During the late 1980s, the U.S. intelligence community increasingly shifted its emphasis from classic espionage against the Cold War rival to a new role in the war againt drugs and organized crime. (Western European intelligence agencies redeployed their resource, too.) In the happy dawn of the New World Order, George Bush thought the CIA should cooperate with its ex-rivals against common foes: organized crime, terrorism and drug trafficking. Mr. Ames became head of the CIA's narcotics intelligence department for the Black Sea countries in 1990 after his service as counterintelligence chief for Eastern Europe and the Soviet Union.
Yet all the while Mr. Ames was allegedly working for is old KGB handlers.
Could one explanation for America's sorry record in the war on drugs be that its key intelligence was going to the other side? Rumors in the 1980s about KGB or Cuban Involvement in the drug trade were routinely pooh-poohed by State Department and CIA types who could not imagine that their rivals were anything other than sincere champions of another cause. Now that the routine cynicism and corruption of the former Soviet Union is widely acknowledged, it is time to ask whether some of the cash to fund expensive KGB operations might come from the world's most lucrative milk cow--the narco-business.
Espionage experts have expressed surprise at the amount of cash the KGB is alleged to have paid Mr. Ames, far more than in most treason-for-money cases, in which the amounts are often amazingly trivial. Fewer questions seem to have been asked about whether the KGB was the only source of Mr. Ames's affluence. It seems reasonable to ask whether his visits to his second wife Maria's native Columbia might have given him access to another source of income in return for information about the CIA's antinarcotics drive.
Another question suggests itself: Did Mr. Ames betray anyone to the KGB in his new posting, as he allegedly did while counterintelligence chief?
Last August, in the former Soviet republic of Georgia, the CIA's Fred Woodruff was shot dead while riding in the car of the chief of the Georgian security service.
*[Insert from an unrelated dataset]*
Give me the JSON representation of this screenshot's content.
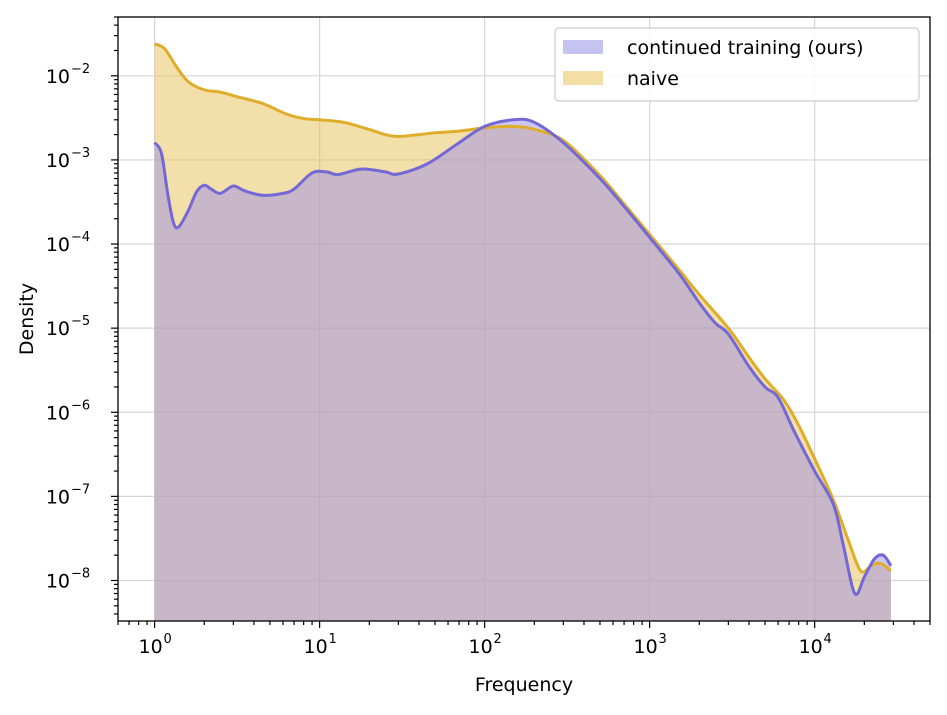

A terrible accident was the improbable verdict. But a week earlier, Mr. Ames had been in Georgia. In addition to his mission to provide U.S. training to Georgian security forces, Mr. Woodruff was allegedly investigating Georgia's role as a conduit of heroin from other ex-Soviet republics to the West.
Some informed Georgians think that Mr. Woodruff had come to believe that the men Washington had sent him to cooperate with were in fact involved in the heroin shipments. Had Mr. Woodruff reported this, Mr. Ames would have been the first man in the CIA to receive his report.
It is public knowledge in Georgia that the security forces of Edward Shevardnadze's regime are involved in the republic's rampant drug business. So severe has the problem become that even Mr. Shevardnadze recently felt obliged to undergo a heroin test to prove his credibility.
As an ex-KGB general-turned-reformer who returned to his native Georgia, Mr. Shevardnadze ought to be able to help the Clinton administration clear up any connection between Mr. Ames's visit to Georgia last year and the murder of CIA station chief Woodruff. If Mr. Ames was betraying America's war on drugs to the KGB, then the Clinton administration and the West are starting into a deep and dark abyss.
The venality of Aldrich Ames contrasts sharply with the intense, if twisted, ideological treason of a Kim Philby. How many other unhappily salaried Western intelligence officials cooperating with the ex-KGB in the war on drugs have also been tempted by the rich pickings of betrayal in the postideological age?